On Tuesday, the Institute for Supply Management (ISM) reported the Manufacturing PMI Index for January. The figures at 57.6, better than the 57.5 foreseen, showed that the US economy continues expanding. However, the Manufacturing Prices Index smashed forecasts, climbing to 76.1 from 68.1 estimated, further cementing Fed rate hikes in 2022.
Some minutes before the ISM PMI, the IHS Markit Manufacturing PMI came at 55.5, slightly up than the 55.0 estimated.
In the meantime, before the North American session began, the Philadelphia Fed President Patrick Harker crossed the wires.

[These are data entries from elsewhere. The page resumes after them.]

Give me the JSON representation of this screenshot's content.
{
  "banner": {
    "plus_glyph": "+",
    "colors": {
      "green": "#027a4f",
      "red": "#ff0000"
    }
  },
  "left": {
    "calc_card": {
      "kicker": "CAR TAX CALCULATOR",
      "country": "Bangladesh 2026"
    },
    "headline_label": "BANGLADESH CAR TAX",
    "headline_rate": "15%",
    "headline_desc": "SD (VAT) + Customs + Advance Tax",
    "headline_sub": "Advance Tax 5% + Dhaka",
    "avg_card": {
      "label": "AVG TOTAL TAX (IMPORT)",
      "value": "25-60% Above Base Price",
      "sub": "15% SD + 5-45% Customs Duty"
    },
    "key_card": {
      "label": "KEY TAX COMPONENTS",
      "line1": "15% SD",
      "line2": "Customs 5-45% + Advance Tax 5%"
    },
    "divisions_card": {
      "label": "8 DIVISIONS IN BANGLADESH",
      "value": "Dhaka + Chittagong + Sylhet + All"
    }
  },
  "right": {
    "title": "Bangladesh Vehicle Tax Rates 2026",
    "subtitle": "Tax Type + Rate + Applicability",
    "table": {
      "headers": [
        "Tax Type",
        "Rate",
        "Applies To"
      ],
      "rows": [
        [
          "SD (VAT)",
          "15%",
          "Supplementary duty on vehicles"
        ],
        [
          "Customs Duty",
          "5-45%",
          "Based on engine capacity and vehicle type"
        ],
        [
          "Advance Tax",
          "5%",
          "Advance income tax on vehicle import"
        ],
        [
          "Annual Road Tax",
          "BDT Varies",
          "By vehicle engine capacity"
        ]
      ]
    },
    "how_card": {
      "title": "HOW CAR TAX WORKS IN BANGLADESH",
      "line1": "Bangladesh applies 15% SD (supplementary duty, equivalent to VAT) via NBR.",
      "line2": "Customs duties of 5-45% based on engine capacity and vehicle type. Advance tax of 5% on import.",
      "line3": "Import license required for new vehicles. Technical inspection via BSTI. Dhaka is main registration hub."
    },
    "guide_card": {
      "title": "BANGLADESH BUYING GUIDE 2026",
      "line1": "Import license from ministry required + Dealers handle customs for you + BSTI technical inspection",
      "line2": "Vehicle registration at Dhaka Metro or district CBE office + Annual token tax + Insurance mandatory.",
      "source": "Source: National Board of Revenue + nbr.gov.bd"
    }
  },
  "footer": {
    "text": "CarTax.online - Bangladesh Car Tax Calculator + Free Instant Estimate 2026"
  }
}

Harker commented that the Fed is not behind the curve, and he expects a rate hike of 25 basis points, four in the year. Concerning the balance sheet reduction, he said that the US central bank could begin the Quantitative Tightening (QT) once the Federal Funds Rates (FFR) hit 1% to 1.25%.

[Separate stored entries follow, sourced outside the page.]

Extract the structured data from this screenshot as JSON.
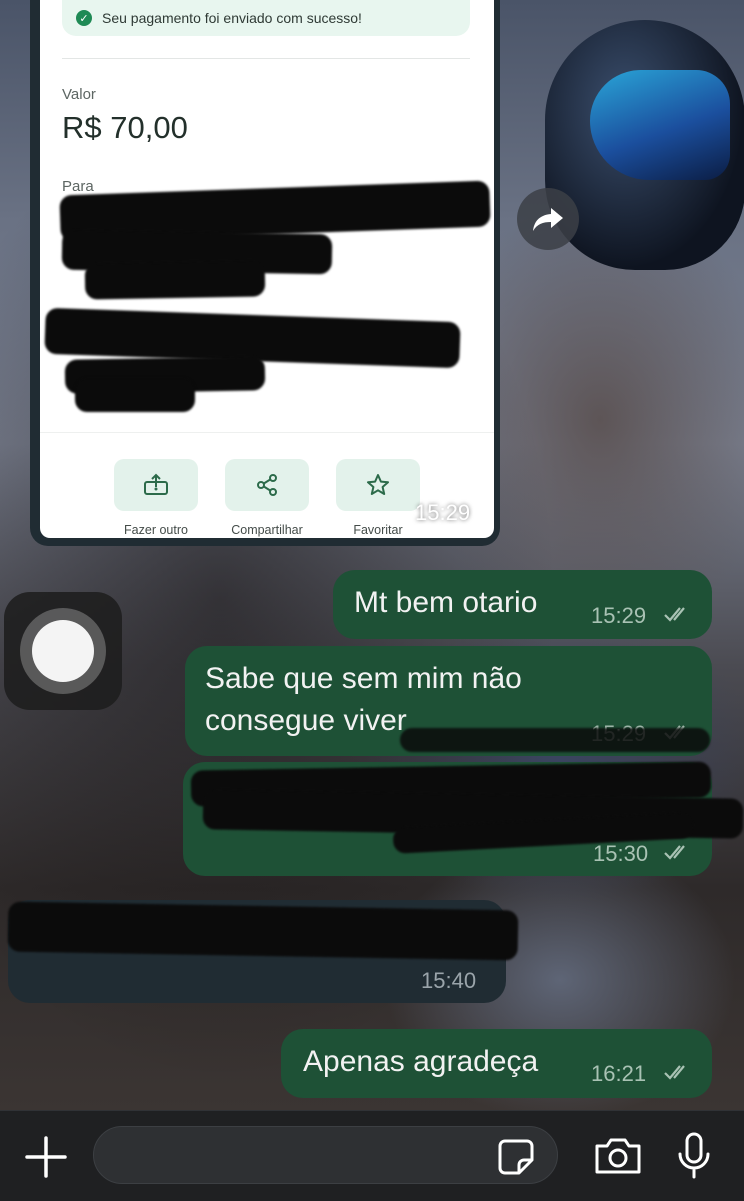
{
  "receipt": {
    "success_text": "Seu pagamento foi enviado com sucesso!",
    "amount_label": "Valor",
    "amount": "R$ 70,00",
    "to_label": "Para",
    "actions": [
      {
        "label": "Fazer outro",
        "icon": "receipt-share-icon"
      },
      {
        "label": "Compartilhar",
        "icon": "share-icon"
      },
      {
        "label": "Favoritar",
        "icon": "star-icon"
      }
    ],
    "time": "15:29"
  },
  "messages": [
    {
      "text": "Mt bem otario",
      "time": "15:29",
      "direction": "outgoing",
      "status": "read"
    },
    {
      "text_line1": "Sabe que sem mim não",
      "text_line2": "consegue viver",
      "time": "15:29",
      "direction": "outgoing",
      "status": "read"
    },
    {
      "text": "",
      "time": "15:30",
      "direction": "outgoing",
      "status": "read",
      "redacted": true
    },
    {
      "text": "",
      "time": "15:40",
      "direction": "incoming",
      "redacted": true
    },
    {
      "text": "Apenas agradeça",
      "time": "16:21",
      "direction": "outgoing",
      "status": "read"
    }
  ],
  "composer": {
    "input_value": "",
    "icons": [
      "plus-icon",
      "sticker-icon",
      "camera-icon",
      "microphone-icon"
    ]
  },
  "colors": {
    "outgoing_bubble": "#1e5136",
    "incoming_bubble": "#202c33",
    "tick_read": "#a9c2b4"
  }
}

The USD/JPY is upward biased despite solid resistance around the 115.50-70 area, courtesy of a five-month-old upslope trendline previous support-turned-resistance. A breach of the latter would expose the YTD high at 116.35, followed by January 3, 2017, high at 118.61.
On the flip side, the USD/JPY first support level would be January 27 daily low at 114.47, followed by the 50-day moving average (DMA) at 114.33 and then 114.00.